Collectivités territoriales : petits producteurs (03 11 2016)

Question de sénateur et réponse ministérielle publiées le 13 juillet 2016 sur le site du Sénat (cliquer ici pour accéder au site du Sénat)

http://www.senat.fr/questions/base/2016/qSEQ16041426S.html

 

Question orale sans débat n° 1426S de M. Yannick Botrel (sénateur des Côtes-d'Armor)

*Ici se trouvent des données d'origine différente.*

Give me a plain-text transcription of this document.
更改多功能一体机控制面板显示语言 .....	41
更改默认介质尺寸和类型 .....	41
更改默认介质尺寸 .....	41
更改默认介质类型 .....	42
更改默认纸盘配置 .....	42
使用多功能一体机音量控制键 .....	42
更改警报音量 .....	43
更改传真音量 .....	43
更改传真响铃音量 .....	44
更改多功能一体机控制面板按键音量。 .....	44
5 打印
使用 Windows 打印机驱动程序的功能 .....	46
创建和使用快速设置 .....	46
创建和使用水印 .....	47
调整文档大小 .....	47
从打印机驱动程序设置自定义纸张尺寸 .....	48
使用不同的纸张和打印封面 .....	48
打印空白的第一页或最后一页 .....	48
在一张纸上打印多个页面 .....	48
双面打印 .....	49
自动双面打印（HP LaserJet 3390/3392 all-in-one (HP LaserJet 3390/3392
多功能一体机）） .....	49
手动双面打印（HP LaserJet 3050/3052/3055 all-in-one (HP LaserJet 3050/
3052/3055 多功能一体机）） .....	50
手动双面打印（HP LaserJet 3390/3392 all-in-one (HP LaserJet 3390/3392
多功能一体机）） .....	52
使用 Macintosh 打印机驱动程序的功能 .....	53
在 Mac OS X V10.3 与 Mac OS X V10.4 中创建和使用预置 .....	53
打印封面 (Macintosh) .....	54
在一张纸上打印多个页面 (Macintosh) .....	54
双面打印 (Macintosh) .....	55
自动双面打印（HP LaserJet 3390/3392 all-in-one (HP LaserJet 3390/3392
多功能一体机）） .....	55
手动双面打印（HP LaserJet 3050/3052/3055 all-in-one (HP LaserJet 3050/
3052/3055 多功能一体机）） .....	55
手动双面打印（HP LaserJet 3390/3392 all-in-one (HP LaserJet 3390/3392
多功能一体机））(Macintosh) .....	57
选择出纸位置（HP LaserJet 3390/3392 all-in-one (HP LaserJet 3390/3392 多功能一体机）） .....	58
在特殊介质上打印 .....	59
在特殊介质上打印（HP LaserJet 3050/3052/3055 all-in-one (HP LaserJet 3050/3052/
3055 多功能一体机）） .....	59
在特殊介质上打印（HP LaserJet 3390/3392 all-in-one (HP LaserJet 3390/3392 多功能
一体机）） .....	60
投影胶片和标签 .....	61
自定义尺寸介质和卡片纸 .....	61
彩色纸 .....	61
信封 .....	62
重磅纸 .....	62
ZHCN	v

Yannick Botrel appelle l'attention de Mme la secrétaire d'État, auprès du ministre de l'économie, de l'industrie et du numérique, chargée du commerce, de l'artisanat, de la consommation et de l'économie sociale et solidaire sur les difficultés rencontrées par les petits producteurs en matière d'agrément CEE. L'agrément sanitaire communautaire, dit « agrément CEE », autorise les établissements qui préparent, transforment, manipulent ou entreposent des produits d'origine animale à fabriquer et à mettre leurs produits sur le marché sans les vendre directement au consommateur.

 

Il souligne les difficultés d'obtention de l'agrément CEE pour de petites structures. Or, sans cet agrément, il est impossible, concrètement, d'approvisionner une restauration collective locale qui passe par une cuisine centrale. De manière plus générale, il n'est pas possible, pour ces structures, de répondre aux marchés ouverts par les collectivités territoriales. Il s'agit, au surplus, d'un frein à la mise en œuvre effective de circuits courts pour la restauration collective. 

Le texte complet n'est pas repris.